Typically, toxic friends are those who take advantage of you or take you for granted because of your kindness. These people are often prone to unhealthy relationships because of an inadequate awareness of their childhood traumas. Having been a giver most of my life, particularly to my close ones, it took me a long time to realize that it is not appropriate to accept abuse from people who have not healed from their pasts. Taking care of everyone is not the responsibility of one person or another, regardless of your friendship. It is okay to let such people go if it takes away your peace of mind, especially when they refuse to acknowledge their faults.

ACQUAINTANCES OR WORK PALS

Friendship is a strong bond of mutual affection. A friend is someone you enjoy a strong bond with and a high level of trust, although you may not be related to them. In contrast, an acquaintance is someone you know. It is not a close relationship, but you are acquainted. People you see every day when you’re walking your pet or going for a jog through the block, folks you know to speak to, but not about anything of consequence or particularly personal, rather more about the neighborhood. For instance, your co-workers are also your acquaintances but are a bit more than your convenient friends. They are the people you can turn to with your career advice or new ideas for work projects. You enjoy a laugh with them during lunch or snack.
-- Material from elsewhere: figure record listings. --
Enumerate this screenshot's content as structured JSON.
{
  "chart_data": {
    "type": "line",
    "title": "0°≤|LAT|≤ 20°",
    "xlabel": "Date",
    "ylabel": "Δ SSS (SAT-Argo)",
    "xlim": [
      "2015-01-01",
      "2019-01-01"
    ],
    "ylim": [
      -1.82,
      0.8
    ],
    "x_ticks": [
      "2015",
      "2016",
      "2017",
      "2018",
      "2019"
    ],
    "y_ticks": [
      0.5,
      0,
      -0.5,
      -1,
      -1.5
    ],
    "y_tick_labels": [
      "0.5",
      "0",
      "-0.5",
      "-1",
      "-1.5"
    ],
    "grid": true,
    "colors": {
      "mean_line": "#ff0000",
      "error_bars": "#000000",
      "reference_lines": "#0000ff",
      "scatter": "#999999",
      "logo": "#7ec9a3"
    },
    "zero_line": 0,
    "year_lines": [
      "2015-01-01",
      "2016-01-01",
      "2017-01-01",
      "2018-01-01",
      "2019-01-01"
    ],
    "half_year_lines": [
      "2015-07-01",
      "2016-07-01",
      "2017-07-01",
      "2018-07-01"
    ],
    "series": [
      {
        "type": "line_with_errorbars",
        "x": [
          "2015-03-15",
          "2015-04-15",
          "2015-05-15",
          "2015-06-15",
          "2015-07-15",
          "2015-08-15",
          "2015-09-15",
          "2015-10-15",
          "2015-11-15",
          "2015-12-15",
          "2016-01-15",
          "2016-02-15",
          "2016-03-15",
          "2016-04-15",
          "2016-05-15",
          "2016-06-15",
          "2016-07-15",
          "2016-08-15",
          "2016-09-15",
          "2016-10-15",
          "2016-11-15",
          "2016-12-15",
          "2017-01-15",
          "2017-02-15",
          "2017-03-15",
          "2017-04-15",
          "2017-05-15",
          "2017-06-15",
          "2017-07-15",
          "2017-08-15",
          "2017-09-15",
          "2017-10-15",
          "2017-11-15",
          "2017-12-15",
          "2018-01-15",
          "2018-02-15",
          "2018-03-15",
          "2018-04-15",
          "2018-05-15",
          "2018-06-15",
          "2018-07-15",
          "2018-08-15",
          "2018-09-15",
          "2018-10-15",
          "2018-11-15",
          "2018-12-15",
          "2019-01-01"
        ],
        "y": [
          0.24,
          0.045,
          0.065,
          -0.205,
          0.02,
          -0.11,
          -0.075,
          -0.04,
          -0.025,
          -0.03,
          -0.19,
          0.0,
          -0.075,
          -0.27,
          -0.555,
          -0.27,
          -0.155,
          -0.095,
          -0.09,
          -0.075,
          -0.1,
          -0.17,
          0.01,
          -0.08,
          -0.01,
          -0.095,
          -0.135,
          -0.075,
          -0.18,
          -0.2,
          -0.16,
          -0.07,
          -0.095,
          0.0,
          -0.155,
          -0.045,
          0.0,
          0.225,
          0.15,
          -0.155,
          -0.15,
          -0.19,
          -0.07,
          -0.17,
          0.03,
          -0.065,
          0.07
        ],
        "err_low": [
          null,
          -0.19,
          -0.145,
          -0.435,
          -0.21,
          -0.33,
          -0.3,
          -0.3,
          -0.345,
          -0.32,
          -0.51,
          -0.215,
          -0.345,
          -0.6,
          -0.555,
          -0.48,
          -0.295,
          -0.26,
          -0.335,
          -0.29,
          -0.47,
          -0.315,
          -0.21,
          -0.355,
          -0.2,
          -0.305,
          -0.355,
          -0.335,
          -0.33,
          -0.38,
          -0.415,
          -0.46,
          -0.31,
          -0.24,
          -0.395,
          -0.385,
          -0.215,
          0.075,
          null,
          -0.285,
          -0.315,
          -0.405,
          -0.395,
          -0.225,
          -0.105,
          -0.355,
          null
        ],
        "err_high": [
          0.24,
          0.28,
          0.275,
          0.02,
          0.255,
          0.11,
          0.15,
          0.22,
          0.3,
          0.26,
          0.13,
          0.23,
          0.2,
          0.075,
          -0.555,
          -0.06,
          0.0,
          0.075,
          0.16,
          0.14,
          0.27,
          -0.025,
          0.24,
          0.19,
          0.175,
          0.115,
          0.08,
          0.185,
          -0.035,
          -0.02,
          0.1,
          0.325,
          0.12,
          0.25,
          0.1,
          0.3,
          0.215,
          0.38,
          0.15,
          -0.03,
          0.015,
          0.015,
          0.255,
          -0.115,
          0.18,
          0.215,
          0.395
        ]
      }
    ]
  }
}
Your work pal does not have to be your best friend outside of work. The person only needs to be someone who clicks with you on some level. And if you two get along extraordinarily well, you can start hanging out with them outside of work. Similarly, there are other neighbors, mutual friends, and online contacts with whom you share some part of your lifestyle but not your personal life story.

ACTIVITY PARTNERS OR SOCIAL GROUPS

Activity partners or social groups are generally acquaintances or buddies who share your hobbies and socialize. But you are not intimately close with them. Now, you must be wondering why we need an activity partner or a social group when we already have best friends or colleagues with mutual interests. Indeed, some people might have more than just one hobby or would want to develop some new personal skills for bettering themselves. For instance, learning a new language, attending cooking classes, or going to the gym fit the bill. Whether online or offline, you are sure to meet friends or acquaintances with whom you engage in such specific activities.
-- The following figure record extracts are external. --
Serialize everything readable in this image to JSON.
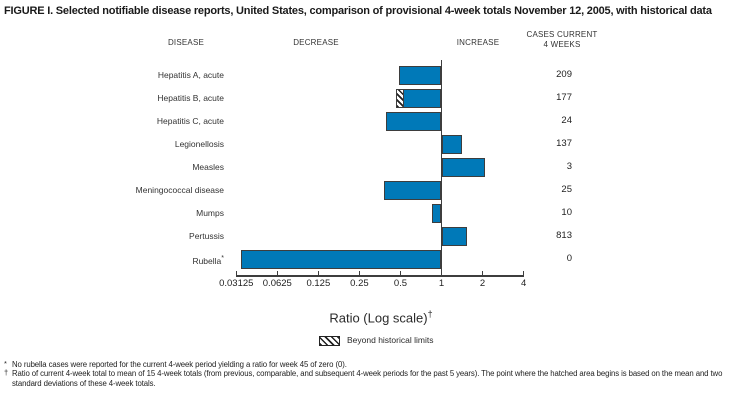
{
  "title": "FIGURE I. Selected notifiable disease reports, United States, comparison of provisional 4-week totals November 12, 2005, with historical data",
  "columns": {
    "disease": "DISEASE",
    "decrease": "DECREASE",
    "increase": "INCREASE",
    "cases_line1": "CASES CURRENT",
    "cases_line2": "4 WEEKS"
  },
  "axis": {
    "label": "Ratio (Log scale)",
    "label_sup": "†",
    "tick_labels": [
      "0.03125",
      "0.0625",
      "0.125",
      "0.25",
      "0.5",
      "1",
      "2",
      "4"
    ]
  },
  "legend": {
    "label": "Beyond historical limits",
    "swatch": "hatched-pattern"
  },
  "footnotes": [
    {
      "marker": "*",
      "text": "No rubella cases were reported for the current 4-week period yielding a ratio for week 45 of zero (0)."
    },
    {
      "marker": "†",
      "text": "Ratio of current 4-week total to mean of 15 4-week totals (from previous, comparable, and subsequent 4-week periods for the past 5 years). The point where the hatched area begins is based on the mean and two standard deviations of these 4-week totals."
    }
  ],
  "colors": {
    "bar_fill": "#0079b8",
    "bar_border": "#3d3d3d",
    "text": "#231f20"
  },
  "chart_data": {
    "type": "bar",
    "orientation": "horizontal",
    "scale": "log2",
    "xlabel": "Ratio (Log scale)",
    "xlim": [
      0.03125,
      4
    ],
    "baseline": 1,
    "tick_values": [
      0.03125,
      0.0625,
      0.125,
      0.25,
      0.5,
      1,
      2,
      4
    ],
    "rows": [
      {
        "disease": "Hepatitis A, acute",
        "ratio": 0.49,
        "cases": 209,
        "beyond_historical_limits": false
      },
      {
        "disease": "Hepatitis B, acute",
        "ratio": 0.46,
        "cases": 177,
        "beyond_historical_limits": true,
        "hatch_from": 0.46,
        "hatch_to": 0.52
      },
      {
        "disease": "Hepatitis C, acute",
        "ratio": 0.39,
        "cases": 24,
        "beyond_historical_limits": false
      },
      {
        "disease": "Legionellosis",
        "ratio": 1.41,
        "cases": 137,
        "beyond_historical_limits": false
      },
      {
        "disease": "Measles",
        "ratio": 2.1,
        "cases": 3,
        "beyond_historical_limits": false
      },
      {
        "disease": "Meningococcal disease",
        "ratio": 0.38,
        "cases": 25,
        "beyond_historical_limits": false
      },
      {
        "disease": "Mumps",
        "ratio": 0.85,
        "cases": 10,
        "beyond_historical_limits": false
      },
      {
        "disease": "Pertussis",
        "ratio": 1.53,
        "cases": 813,
        "beyond_historical_limits": false
      },
      {
        "disease": "Rubella",
        "label_sup": "*",
        "ratio": 0.034,
        "actual_ratio": 0,
        "cases": 0,
        "beyond_historical_limits": false
      }
    ]
  }
}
Motivational peers are essential and just what you need in an educational environment, whether gym friends, members of your book club or dinner club, spiritual circles, or travel buddies. Perhaps it could be just a social gathering with work colleagues and acquaintances you know from your activity clubs. While you probably have friends who would be interested in doing such things with you, their schedules may prevent them from being available when it is convenient for you. Because after a certain age, everyone has their set priorities. Hence, even as a confident and independent individual, having a friend who can accompany you on a short trip and share activities when your other close friends are unavailable won’t cause any harm.

Additionally, you might be able to benefit from the free advice you receive from some of these social groups without actually getting close to one another. Perhaps something about the vibe is enough to keep you around for a long time. The experience of interacting with people who speak different languages and are from diverse age groups, classes, cultures, or races enables one to discover more about their identity and the world around them. It allows a person to grow as a human being. They may have polar opposite opinions from yours, but you can learn something from each one.